Edit: maybe the result is (also?) true for $\ \alpha=0\ $ and/or $\ \alpha = 1.$
Yes, your statement is true. Abel's partial summation formula states that
$$\sum_{n\le N}{a_n f(n)} = A(N)f(N)\ - \int_1^N{A(t)f'(t)\ dt}$$
where $A(n) := \sum_{k\le n}{a_k}$. This is useful if you already know the partial sums of $a_n$, but need to find the partial sums of $a_n$ weighted by some function $f$. If we let $a_n$ be the indicator function defined by
$$a_n := \begin{cases} 1 &\text{if } n\in A\\ 0 &\text{Otherwise}\end{cases}$$
and another function $S(n) = \sum_{k\le n}{\frac{a_k}{k}}$, we see that your limit is $S(N)/\log(N)$ and our goal is to show that this approaches $\alpha$. By your assumption $d(A) = \alpha$, we know that $\lim_{N\to\infty}{\frac{A(N)}{N}} = \alpha$. To find $S(N)$, we simply apply the partial summation formula as follows with $f(n)=1/n$ -
$$S(N) = \frac{A(N)}{N}\ - \int_1^N{A(t)\left(-\frac{1}{t^2}\right)\ dt}$$
$$= \frac{A(N)}{N}\ + \int_1^N{\frac{A(t)}{t^2}\ dt}$$
By definition, we know that $A(N)/N$ is bounded by $1$, and will approach zero when divided by $\log(N)$. Furthermore, the integral term can be expressed as so
$$\int_1^N{\frac{A(t)}{t^2}\ dt} = \int_1^N{\frac{\alpha t}{t^2}\ dt} + \int_1^N{\frac{A(t) -\alpha t}{t^2}\ dt}$$
$$= \alpha\log(N) + E(N)$$
This means that for $S(N)/\log(N)$ to approach $\alpha$, it remains to show that $E(N)/\log(N)$ tends to zero. Fix $\epsilon > 0$, and let $N$ be large.

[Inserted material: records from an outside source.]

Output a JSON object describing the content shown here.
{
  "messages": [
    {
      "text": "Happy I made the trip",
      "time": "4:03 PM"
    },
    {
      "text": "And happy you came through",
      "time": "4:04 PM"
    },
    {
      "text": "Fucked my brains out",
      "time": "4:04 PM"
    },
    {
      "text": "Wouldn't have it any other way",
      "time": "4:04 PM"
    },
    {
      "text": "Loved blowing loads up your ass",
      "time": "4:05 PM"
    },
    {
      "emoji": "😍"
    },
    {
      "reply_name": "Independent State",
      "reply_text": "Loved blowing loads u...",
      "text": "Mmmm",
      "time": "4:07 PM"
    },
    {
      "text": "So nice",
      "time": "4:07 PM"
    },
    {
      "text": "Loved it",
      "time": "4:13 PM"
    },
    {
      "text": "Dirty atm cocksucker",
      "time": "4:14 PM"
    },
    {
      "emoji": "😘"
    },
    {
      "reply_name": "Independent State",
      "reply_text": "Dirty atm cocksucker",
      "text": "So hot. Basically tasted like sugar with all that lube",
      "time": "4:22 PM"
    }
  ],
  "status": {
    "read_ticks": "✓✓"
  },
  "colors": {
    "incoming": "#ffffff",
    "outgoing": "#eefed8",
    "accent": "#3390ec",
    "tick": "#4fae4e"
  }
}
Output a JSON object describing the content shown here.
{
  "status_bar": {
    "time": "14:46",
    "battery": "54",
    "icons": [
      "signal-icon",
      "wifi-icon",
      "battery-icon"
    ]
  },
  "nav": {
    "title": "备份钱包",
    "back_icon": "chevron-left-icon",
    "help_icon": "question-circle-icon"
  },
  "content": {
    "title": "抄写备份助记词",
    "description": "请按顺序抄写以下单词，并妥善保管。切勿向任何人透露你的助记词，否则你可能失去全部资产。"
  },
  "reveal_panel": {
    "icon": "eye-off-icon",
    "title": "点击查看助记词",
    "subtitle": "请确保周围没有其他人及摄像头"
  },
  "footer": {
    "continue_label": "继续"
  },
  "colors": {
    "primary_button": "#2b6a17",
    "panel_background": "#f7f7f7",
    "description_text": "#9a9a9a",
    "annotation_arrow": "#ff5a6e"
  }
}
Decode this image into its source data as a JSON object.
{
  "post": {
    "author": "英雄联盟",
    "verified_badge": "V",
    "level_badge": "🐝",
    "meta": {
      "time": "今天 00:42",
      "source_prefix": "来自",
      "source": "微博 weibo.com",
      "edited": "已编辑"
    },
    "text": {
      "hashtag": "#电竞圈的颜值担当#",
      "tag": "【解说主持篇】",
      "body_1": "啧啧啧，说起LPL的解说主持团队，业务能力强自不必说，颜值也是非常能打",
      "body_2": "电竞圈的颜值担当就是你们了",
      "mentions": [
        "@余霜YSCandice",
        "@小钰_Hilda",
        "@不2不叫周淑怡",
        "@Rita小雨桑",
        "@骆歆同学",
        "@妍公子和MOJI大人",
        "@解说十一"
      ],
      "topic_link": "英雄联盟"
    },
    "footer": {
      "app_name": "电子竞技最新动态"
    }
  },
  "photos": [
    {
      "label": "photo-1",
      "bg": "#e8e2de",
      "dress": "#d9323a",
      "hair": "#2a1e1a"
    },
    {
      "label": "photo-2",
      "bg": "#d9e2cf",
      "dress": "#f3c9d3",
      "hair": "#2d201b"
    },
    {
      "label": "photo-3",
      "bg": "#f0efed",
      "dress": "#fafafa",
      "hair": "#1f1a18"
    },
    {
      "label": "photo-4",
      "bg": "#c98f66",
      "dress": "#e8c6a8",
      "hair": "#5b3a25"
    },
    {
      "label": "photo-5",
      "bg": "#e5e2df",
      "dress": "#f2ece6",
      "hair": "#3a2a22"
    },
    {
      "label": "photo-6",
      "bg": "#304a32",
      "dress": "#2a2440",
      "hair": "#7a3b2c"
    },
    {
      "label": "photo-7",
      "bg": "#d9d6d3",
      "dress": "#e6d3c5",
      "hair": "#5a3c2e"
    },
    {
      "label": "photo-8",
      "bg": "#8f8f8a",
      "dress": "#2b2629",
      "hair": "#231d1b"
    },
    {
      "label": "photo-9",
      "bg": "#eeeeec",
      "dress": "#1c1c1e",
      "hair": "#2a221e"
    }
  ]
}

By the limit $A(n)/n \to \alpha$, there exists an $n_0(\epsilon)$ such that $\left|\frac{A(n)}{n}-\alpha\right|\lt\epsilon$ for all $n\ge n_0$. Or equivalently, $\left|A(n)-\alpha n\right|\lt\epsilon\cdot n$. Thus, we have
$$|E(N)| \le \int_1^N{\frac{|A(t) -\alpha t|}{t^2}\ dt} = \int_1^{n_0}{\frac{|A(t) -\alpha t|}{t^2}\ dt} + \int_{n_0}^N{\frac{|A(t) -\alpha t|}{t^2}\ dt}$$
$$< \int_1^{n_0}{\max\left(\frac{|A(t) -\alpha t|}{t^2}\right)\ dt} + \int_{n_0}^N{\frac{\epsilon\cdot t}{t^2}\ dt}$$
$$= M\cdot n_0(\epsilon) + \int_{n_0}^N{\frac{\epsilon}{t}\ dt} = c_{\epsilon} + \epsilon\log(N)$$
where $c_{\epsilon}$ is a constant only depending on $\epsilon$. Finally, since $\epsilon$ is arbitrary, we have that
$$\limsup_{N\to\infty}{\frac{|E(N)|}{\log(N)}} = 0,$$
which completes the proof.
Remarks:
The natural density $d(A)$ is an example of the average order or "mean value" of a function. In this case, the function is just an indicator of whether or not a number $n$ is in $A$, but in general, this can be any arithmetic function $f$. More formally, the mean value is defined as
$$M(f) = \lim_{N\to\infty}{\frac{1}{N}\sum_{n\le N}{f(n)}}$$
The logarithmic mean value is also defined as
$$L(f) = \lim_{N\to\infty}{\frac{1}{\log(N)}\sum_{n\le N}{\frac{f(n)}{n}}}$$
In general, one can show that the equality $M(f)=\alpha\ $ implies that $L(f)$ exists and is also equal to $\alpha$. This can be proved using the same steps as shown above. In fact, $\alpha$ can take on any complex value, of course this only applies to mean values and not densities of sets.